On the other hand I love how stylized the game is. The enemy designs are fantastic and varied. The setting of each level is always entirely different from one another and never got stale. While the humor didn't always land with me, it certainly got a few laughs out of me from time to time.
Overall an average shooter that is exemplified by it's visual style and Postal charm. Worth picking up if you want to turn your brain off for a while.
Trying out this game at 3am during a sleepless night without knowing a damn thing about it was a once in a lifetime experience. This game isn't "so bad it's good", it's just good. If you can look past some mediocre shooting segments, you are rewarded with some of the best atmosphere, characters and dialogue in gaming. It's like a surreal combination of Harvester, Twin Peaks and RE4.
Be warned that the PC port is barely functional, but after some file editing and fan patches it's certainly playable.

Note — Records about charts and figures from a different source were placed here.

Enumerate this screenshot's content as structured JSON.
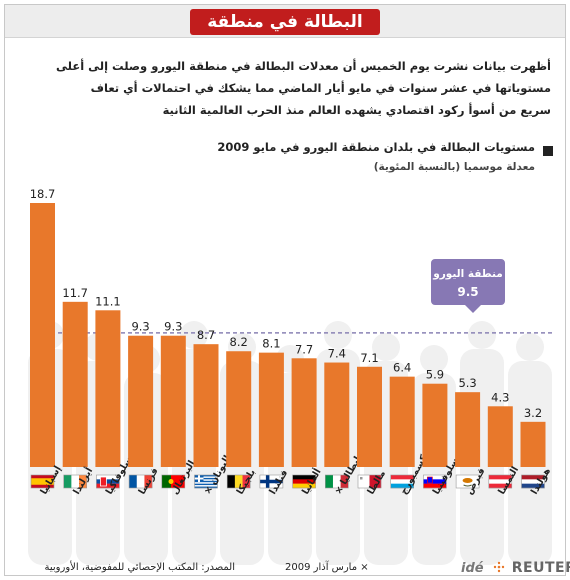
{
  "page": {
    "title": "البطالة في منطقة اليورو",
    "intro_lines": [
      "أظهرت بيانات نشرت يوم الخميس أن معدلات البطالة في منطقة اليورو وصلت إلى أعلى",
      "مستوياتها في عشر سنوات في مايو أيار الماضي مما يشكك في احتمالات أي تعاف",
      "سريع من أسوأ ركود اقتصادي يشهده العالم منذ الحرب العالمية الثانية"
    ],
    "chart_title": "مستويات البطالة في بلدان منطقة اليورو في مايو 2009",
    "chart_subtitle": "معدلة موسميا (بالنسبة المئوية)",
    "source": "المصدر: المكتب الإحصائي للمفوضية، الأوروبية",
    "footnote": "× مارس آذار 2009",
    "logo_ide": "idé",
    "logo_reuters": "REUTERS"
  },
  "colors": {
    "bar": "#e8782b",
    "title_bg": "#c11d1d",
    "callout": "#8778b4",
    "reference_line": "#8a82b5"
  },
  "chart_data": {
    "type": "bar",
    "categories": [
      "إسبانيا",
      "أيرلندا",
      "سلوفاكيا",
      "فرنسا",
      "البرتغال",
      "اليونان ×",
      "بلجيكا",
      "فنلندا",
      "ألمانيا",
      "إيطاليا ×",
      "مالطا",
      "لوكسمبورج",
      "سلوفينيا",
      "قبرص",
      "النمسا",
      "هولندا"
    ],
    "values": [
      18.7,
      11.7,
      11.1,
      9.3,
      9.3,
      8.7,
      8.2,
      8.1,
      7.7,
      7.4,
      7.1,
      6.4,
      5.9,
      5.3,
      4.3,
      3.2
    ],
    "value_labels": [
      "18.7",
      "11.7",
      "11.1",
      "9.3",
      "9.3",
      "8.7",
      "8.2",
      "8.1",
      "7.7",
      "7.4",
      "7.1",
      "6.4",
      "5.9",
      "5.3",
      "4.3",
      "3.2"
    ],
    "flags": [
      "spain-flag",
      "ireland-flag",
      "slovakia-flag",
      "france-flag",
      "portugal-flag",
      "greece-flag",
      "belgium-flag",
      "finland-flag",
      "germany-flag",
      "italy-flag",
      "malta-flag",
      "luxembourg-flag",
      "slovenia-flag",
      "cyprus-flag",
      "austria-flag",
      "netherlands-flag"
    ],
    "reference": {
      "label": "منطقة اليورو",
      "value": 9.5,
      "value_label": "9.5"
    },
    "ylim": [
      0,
      20
    ]
  }
}
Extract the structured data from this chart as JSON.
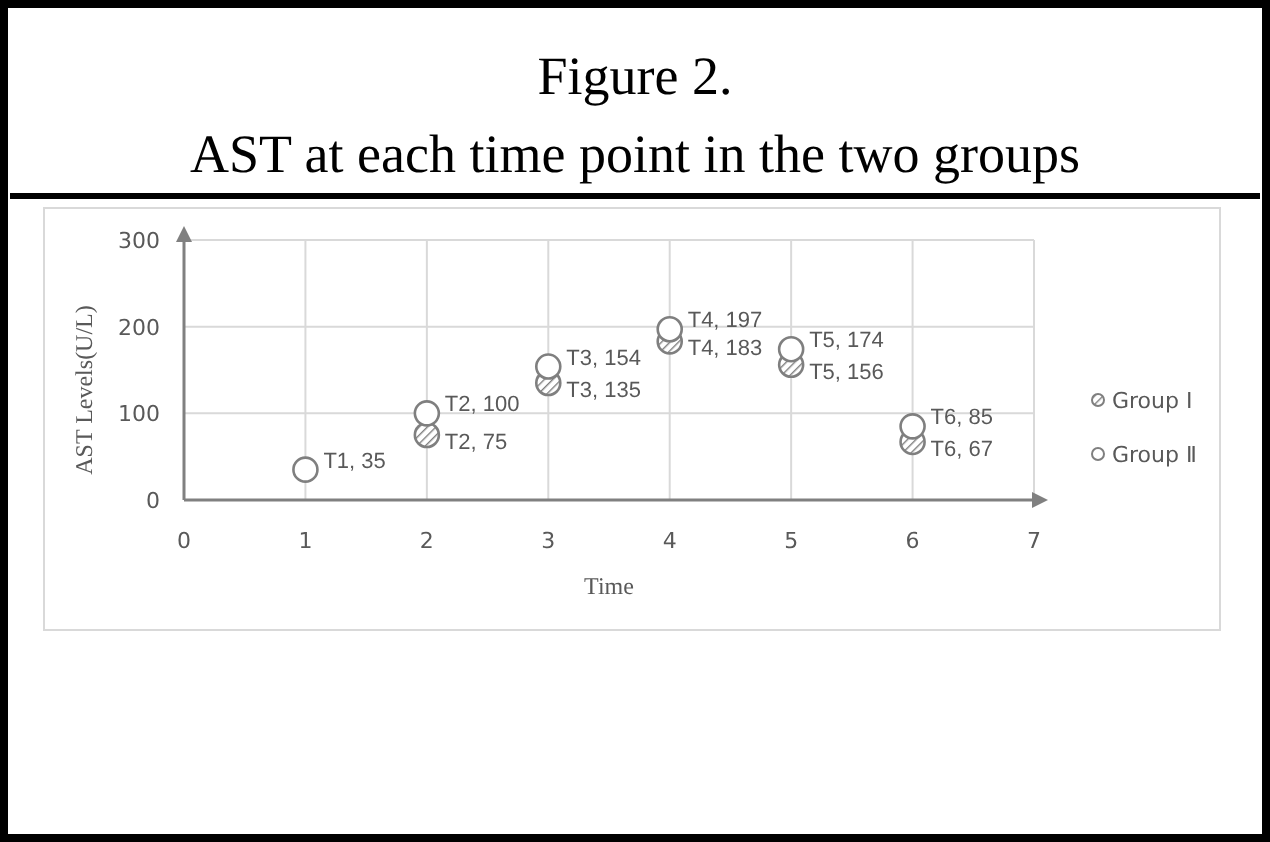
{
  "chart_data": {
    "type": "scatter",
    "title": "Figure 2.",
    "subtitle": "AST at each time point in the two groups",
    "xlabel": "Time",
    "ylabel": "AST Levels(U/L)",
    "series": [
      {
        "name": "Group Ⅰ",
        "color": "#7f7f7f",
        "x": [
          2,
          3,
          4,
          5,
          6
        ],
        "values": [
          75,
          135,
          183,
          156,
          67
        ],
        "value_labels": [
          "T2, 75",
          "T3, 135",
          "T4, 183",
          "T5, 156",
          "T6, 67"
        ]
      },
      {
        "name": "Group Ⅱ",
        "color": "#7f7f7f",
        "x": [
          1,
          2,
          3,
          4,
          5,
          6
        ],
        "values": [
          35,
          100,
          154,
          197,
          174,
          85
        ],
        "value_labels": [
          "T1, 35",
          "T2, 100",
          "T3, 154",
          "T4, 197",
          "T5, 174",
          "T6, 85"
        ]
      }
    ],
    "xlim": [
      0,
      7
    ],
    "xticks": [
      0,
      1,
      2,
      3,
      4,
      5,
      6,
      7
    ],
    "ylim": [
      0,
      300
    ],
    "yticks": [
      0,
      100,
      200,
      300
    ],
    "grid": true,
    "legend": "right",
    "marker": "circle"
  }
}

As admitted by the developers, Dead Space attempts to be both System Shock 3 and Resident Evil 4. Sadly, it never commits to either idea, and ends up coming up short of both of it's inspirations. The game is at it's best when it's retrained, allowing the players fearful imagination to run wild. The lighting, environments and sound design are brilliant but wasted on repetitive enemy encounters and dozens of instances of "watch something spooky happen through a glass pane".
A masterclass of the Metroidvania genre. While Hollow Knight doesn't seek to advance the genre in any meaningful ways, it utilizes it's foundation masterfully. It's nothing short of a miracle something like this was able to be created by only a handful of developers. If you can get past a somewhat slow opening act, you are in for a hauntingly beautiful experience.
While I respect Capcom's attempt at returning to the survival horror root's of Resident Evil, this entry feels like a half baked experiment on a few levels. The game's enemy variety, rushed ending, lackluster final boss and meandering second half pull down what could have been an excellent horror game. Once you're past the excellent first half of this title, you've experienced all it has to offer.
This review contains spoilers
While brimming with atmosphere and creative storytelling, Bioshock failed to captivate me in the same way that it's inspiration, System Shock 2 did. It quickly drops it's horror elements in favor of repetitive encounters. The game's clever twist is the peak of what it has to offer, and sputters out shortly afterwards, culminating in a disappointing final encounter.